Historian Helen Lefkowitz Horowitz will explore Harvard University’s relationship with women, which she describes as complicated. Her review begins with the University’s founding 375 years ago, when Harvard excluded women as students and teachers. For 200 years, the University conveyed education and prestige to a ministry and a rising merchant class. Beginning in the 19th century, women found innovative ways to attain higher education, but the terms of access required accommodation—even invisibility. Horowitz contends that the fight for equity began more than a century ago and remains a work in progress today. Harvard University President Drew Gilpin Faust will offer brief welcoming remarks.

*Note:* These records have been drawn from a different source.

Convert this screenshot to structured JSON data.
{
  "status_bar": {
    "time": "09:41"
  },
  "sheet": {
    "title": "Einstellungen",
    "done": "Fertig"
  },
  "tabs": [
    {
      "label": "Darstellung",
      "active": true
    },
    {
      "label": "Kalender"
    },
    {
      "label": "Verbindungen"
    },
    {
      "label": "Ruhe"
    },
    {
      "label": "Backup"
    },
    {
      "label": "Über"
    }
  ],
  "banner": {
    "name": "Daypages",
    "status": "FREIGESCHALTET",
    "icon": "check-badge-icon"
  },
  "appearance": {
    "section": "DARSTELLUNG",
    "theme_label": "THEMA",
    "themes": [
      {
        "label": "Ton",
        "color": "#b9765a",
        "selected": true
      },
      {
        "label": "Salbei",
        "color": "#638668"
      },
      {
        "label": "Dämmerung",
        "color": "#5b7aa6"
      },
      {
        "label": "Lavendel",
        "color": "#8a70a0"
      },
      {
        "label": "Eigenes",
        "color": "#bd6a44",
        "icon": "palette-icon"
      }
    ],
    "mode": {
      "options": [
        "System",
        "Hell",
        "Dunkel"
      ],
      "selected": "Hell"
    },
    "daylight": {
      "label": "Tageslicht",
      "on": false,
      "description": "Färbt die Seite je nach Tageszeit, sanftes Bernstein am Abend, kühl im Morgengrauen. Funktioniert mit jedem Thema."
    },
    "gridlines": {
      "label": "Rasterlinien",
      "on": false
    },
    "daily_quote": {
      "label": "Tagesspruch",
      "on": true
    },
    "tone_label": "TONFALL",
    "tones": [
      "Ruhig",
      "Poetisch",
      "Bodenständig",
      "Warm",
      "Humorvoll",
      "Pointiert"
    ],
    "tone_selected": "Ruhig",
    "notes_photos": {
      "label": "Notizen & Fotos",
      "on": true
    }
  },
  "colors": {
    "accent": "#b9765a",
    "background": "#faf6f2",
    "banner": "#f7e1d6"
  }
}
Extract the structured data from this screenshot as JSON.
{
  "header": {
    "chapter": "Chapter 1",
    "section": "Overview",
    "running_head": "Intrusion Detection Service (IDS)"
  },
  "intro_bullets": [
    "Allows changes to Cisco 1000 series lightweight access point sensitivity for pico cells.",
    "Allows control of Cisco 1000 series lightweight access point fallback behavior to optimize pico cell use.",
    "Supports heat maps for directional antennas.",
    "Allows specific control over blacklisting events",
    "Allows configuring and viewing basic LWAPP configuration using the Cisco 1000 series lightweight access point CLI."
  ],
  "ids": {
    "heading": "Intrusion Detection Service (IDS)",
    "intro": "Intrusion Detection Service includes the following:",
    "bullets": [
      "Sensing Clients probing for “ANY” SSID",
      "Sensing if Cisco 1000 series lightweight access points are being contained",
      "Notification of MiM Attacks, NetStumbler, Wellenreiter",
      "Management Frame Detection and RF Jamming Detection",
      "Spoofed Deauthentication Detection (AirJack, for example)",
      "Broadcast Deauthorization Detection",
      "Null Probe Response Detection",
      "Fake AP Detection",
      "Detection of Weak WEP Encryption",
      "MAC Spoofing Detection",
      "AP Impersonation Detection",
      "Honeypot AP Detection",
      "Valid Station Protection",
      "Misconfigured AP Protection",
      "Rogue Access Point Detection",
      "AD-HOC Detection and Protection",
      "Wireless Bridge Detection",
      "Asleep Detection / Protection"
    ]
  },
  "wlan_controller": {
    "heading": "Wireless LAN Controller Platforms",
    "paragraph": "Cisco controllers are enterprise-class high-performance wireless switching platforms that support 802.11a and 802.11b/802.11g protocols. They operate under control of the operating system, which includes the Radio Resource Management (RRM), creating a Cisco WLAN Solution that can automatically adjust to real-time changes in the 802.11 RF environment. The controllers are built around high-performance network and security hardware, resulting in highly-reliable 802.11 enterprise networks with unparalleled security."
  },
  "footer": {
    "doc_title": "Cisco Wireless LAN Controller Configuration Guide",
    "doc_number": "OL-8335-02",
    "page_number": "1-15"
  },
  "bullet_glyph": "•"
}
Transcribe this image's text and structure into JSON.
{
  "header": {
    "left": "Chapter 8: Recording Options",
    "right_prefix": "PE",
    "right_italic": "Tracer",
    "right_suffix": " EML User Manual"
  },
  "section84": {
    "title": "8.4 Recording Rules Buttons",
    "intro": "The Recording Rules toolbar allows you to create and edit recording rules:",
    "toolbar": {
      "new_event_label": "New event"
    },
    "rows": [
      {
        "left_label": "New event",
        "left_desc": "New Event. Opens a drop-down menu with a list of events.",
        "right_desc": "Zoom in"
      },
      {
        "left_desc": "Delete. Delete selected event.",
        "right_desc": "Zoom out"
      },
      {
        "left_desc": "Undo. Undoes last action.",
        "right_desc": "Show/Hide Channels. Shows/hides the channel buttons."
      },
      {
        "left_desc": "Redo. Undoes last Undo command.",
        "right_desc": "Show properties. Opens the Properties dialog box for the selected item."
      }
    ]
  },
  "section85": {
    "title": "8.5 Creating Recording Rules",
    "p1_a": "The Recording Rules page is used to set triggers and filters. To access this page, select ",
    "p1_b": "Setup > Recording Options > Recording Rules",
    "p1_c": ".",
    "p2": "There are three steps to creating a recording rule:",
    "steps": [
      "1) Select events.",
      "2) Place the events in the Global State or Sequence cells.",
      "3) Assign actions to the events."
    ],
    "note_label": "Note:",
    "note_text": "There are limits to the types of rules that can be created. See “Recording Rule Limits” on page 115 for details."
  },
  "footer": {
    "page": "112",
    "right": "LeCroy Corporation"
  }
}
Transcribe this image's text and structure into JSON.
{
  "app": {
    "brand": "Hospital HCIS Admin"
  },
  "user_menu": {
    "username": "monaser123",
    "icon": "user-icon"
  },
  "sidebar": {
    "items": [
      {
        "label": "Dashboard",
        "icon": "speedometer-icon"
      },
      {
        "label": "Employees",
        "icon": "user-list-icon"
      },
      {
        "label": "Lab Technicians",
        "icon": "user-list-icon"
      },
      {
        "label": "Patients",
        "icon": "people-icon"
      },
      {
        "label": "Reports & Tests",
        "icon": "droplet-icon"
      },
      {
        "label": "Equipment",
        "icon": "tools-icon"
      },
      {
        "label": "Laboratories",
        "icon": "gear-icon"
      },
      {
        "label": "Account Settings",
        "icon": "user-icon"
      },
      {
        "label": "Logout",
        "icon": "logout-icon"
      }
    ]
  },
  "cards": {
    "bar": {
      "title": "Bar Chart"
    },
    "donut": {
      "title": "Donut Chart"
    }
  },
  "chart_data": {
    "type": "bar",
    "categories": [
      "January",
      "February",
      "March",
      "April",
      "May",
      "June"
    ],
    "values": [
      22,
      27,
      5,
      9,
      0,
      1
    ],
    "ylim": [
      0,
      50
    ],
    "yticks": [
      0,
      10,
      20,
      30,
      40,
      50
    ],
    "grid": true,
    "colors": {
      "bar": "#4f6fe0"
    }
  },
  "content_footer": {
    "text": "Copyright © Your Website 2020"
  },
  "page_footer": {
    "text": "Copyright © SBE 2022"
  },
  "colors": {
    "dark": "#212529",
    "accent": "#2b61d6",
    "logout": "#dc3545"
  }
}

Helen Lefkowitz Horowitz is the Sydenham Clark Parsons Professor, emerita, at Smith College. She is a US cultural historian who has explored cultural philanthropy, higher education, mental illness, and sexuality. The author of six books, coauthor of one, and editor of three, Horowitz is particularly known for Alma Mater: Design and Experience in the Women’s Colleges from Their Nineteenth-Century Beginnings to the 1930s (Knopf, 1984). Her book Rereading Sex: Battles over Sexual Knowledge and Suppression in Nineteenth-Century America (Knopf, 2002) was the winner of the 2003 Merle Curti Award, one of two finalists for the Francis Parkman Prize, and one of three finalists for the Pulitzer Prize for history. Her most recent book, Wild Unrest: Charlotte Perkins Gilman and the Making of “The Yellow Wall-Paper,” was published by Oxford University Press in 2010. Horowitz received her PhD in American civilization from Harvard in 1969 after graduating from Wellesley College in 1963. She is the recipient of fellowships from the American Council of Learned Societies, the Mellon Foundation, the National Endowment for the Humanities, the Radcliffe Institute for Advanced Study, and the Spencer Foundation, among others.